En los viejos tiempos Taleju, una diosa hindú acostumbraba ir de visita a lo del rey Trilokya. Como se consideraba a sí misma una deidad discreta, elegía hacerlo durante la noche y al amparo que le daba la intimidad de la alcoba real. Sin embargo, cuando quedaban a solas, la relación se limitaba a los placeres de la conversación y al juego de dados. Eso era todo. Aunque Taleju, diosa al fin, eligiera para esos momentos presentarse bajo la forma de una mujer de singular belleza. Una noche el rey sintió que ya había tenido suficiente de juegos de azar e intentó poseerla. Error. Semejante falta de tacto le resultó a Taleju insoportable. Sintiéndose incomprendida, huyó. Una vez a salvo, la diosa pudo reflexionar y se dio cuenta de que estaba muy ofendida pero, así y todo, quería seguir hablando. A la noche siguiente se presentó en los sueños del monarca para avisarle que regresaría pronto, pero que lo haría en el cuerpo de una niña virgen, budista de religión y de casta baja. Tres obstáculos insalvables para su majestad. Taleju había encontrado una forma de ser escuchada y, de paso, con divina ironía, mantener al soberano a distancia.
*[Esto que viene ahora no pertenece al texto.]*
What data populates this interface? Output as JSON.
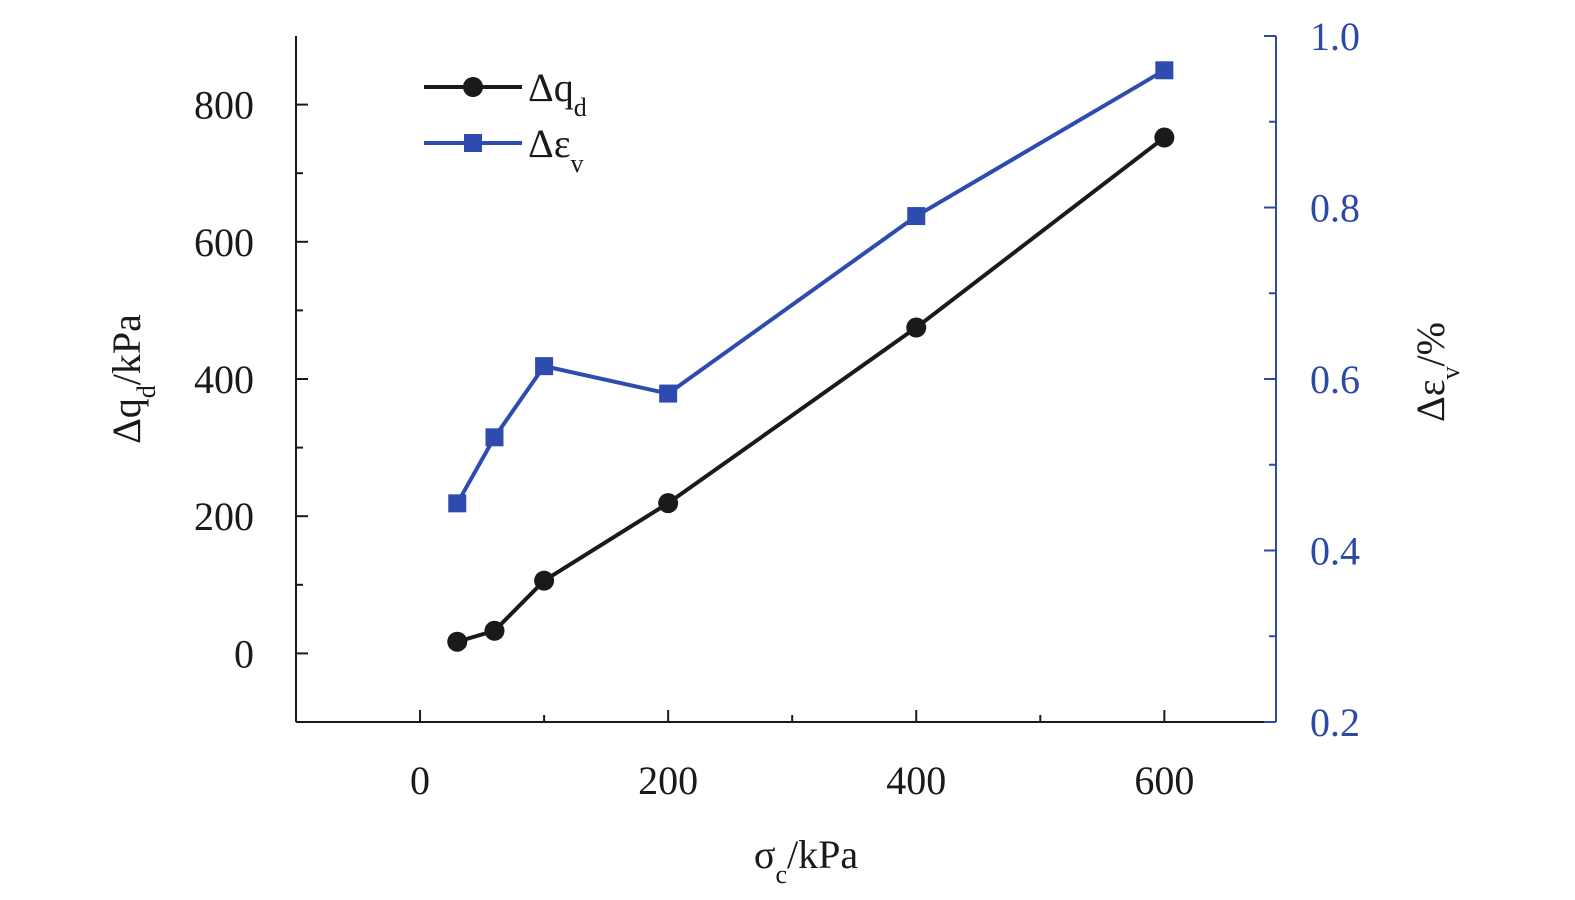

Según la tradición, Taleju permanecerá en el cuerpo de la niña hasta que una lastimadura, la caída de un diente o la llegada de la pubertad provoque, por mínima que sea, alguna pérdida de sangre. Ese será el momento en el que la abandonará. Si sangra se vuelve impura y es tiempo de ir en busca de otra pequeña.
De todas las niñas que se presentan entre los dos y tres años se selecciona a las que cumplen con las “treinta y dos características físicas”. Algunas de éstas son ojos negros, tez clara, piel aterciopelada, poros pequeños, pies proporcionados y, en especial, ausencia de cicatrices o de evidencia alguna de haber sangrado. Luego de una primera evaluación, las que son aprobadas por los sacerdotes enfrentan la prueba de la bravura (y aquí queríamos llegar).
Ciento ocho búfalos son degollados. Las cabezas desparramadas en una sala oscura con velas entre los cuernos esperan la llegada de las postulantes. Las candidatas deben mantener la calma durante toda una noche. Eso demuestra que están respaldadas por una fuerza superior. Es evidente que para ser una diosa, primero hay que habérselas visto con el horror.
De la India de MoNsterín hasta la Plaza de Ronda no hay tanta distancia. Hombres y sangre... calma y fuerza... el horror, el horror... la bravura... los últimos dioses: niños, hombres, mujeres valientes... aquí y en Nepal.